Membatik bahkan tidak perlu sekolah tinggi-tinggi. ”Orang dengan ijazah itu dicari kantor atau perusahaan. Nah, yang tidak punya ijazah bagaimana? Mereka bisa membatik,” kata Pemangku Padepokan Alam Batik Pasuruan yang mempekerjakan 20 pembatik, termasuk anak-anak putus sekolah.
Kupu-kupu
Masa pandemi ini, katanya, menjadi waktu tepat bagi perajin untuk berkarya. Selama canting perajin bergerak, pasti ada jalan. ”Saatnya sekarang menjadi kepompong, berdiam dulu, tapi tetap berkarya. Lalu, nanti terbang jadi kupu-kupu,” katanya.
Ferry mengaku, membuat lebih 50 motif batik tulis pewarna alam selama mengurung diri di rumah. Pegawainya pun diizinkan membatik di rumah masing-masing. Ia dan perajinnya masih punya pesanan sekitar 4.000 lembar batik meskipun pesanan 9.000 lembar batik dari rumah sakit batal.

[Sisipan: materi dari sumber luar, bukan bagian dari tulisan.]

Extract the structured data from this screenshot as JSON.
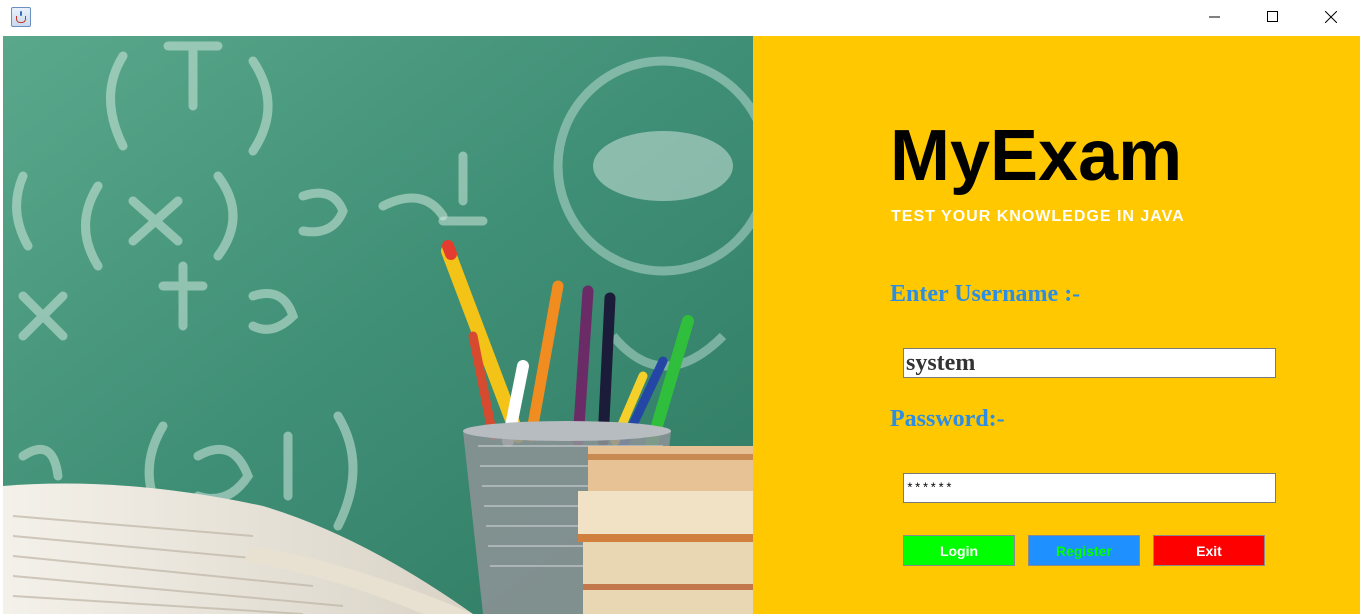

Membatik, menurut dia, mengajarkan makna hidup. Mencanting, misalnya, dimulai dari kiri ke kanan. ”Kalau kita berbuat buruk (kiri), harus segera bergeser ke hal baik (kanan). Canting juga biasanya dari belakang ke depan. Artinya, kita harus memandang masa depan,” ujarnya.
Itu sebabnya, Ferry selalu mengingatkan perajin BSK untuk terus berkarya dan sabar seperti kepompong. Jika mereka lulus melewati pandemi, Ferry yakin impiannya bisa terwujud.
”Saya membayangkan, para perajin ini nanti buka toko batik di rumahnya masing-masing. Jadilah Kampung Batik Kriyan,” katanya.
Dari BSK yang berada dekat dengan aliran Sungai Kriyan, lalu lintas manusia sejak berabad-abad lalu, para perajin tidak hanya belajar membatik, tetapi juga memaknai hidup. Selamat Hari Batik.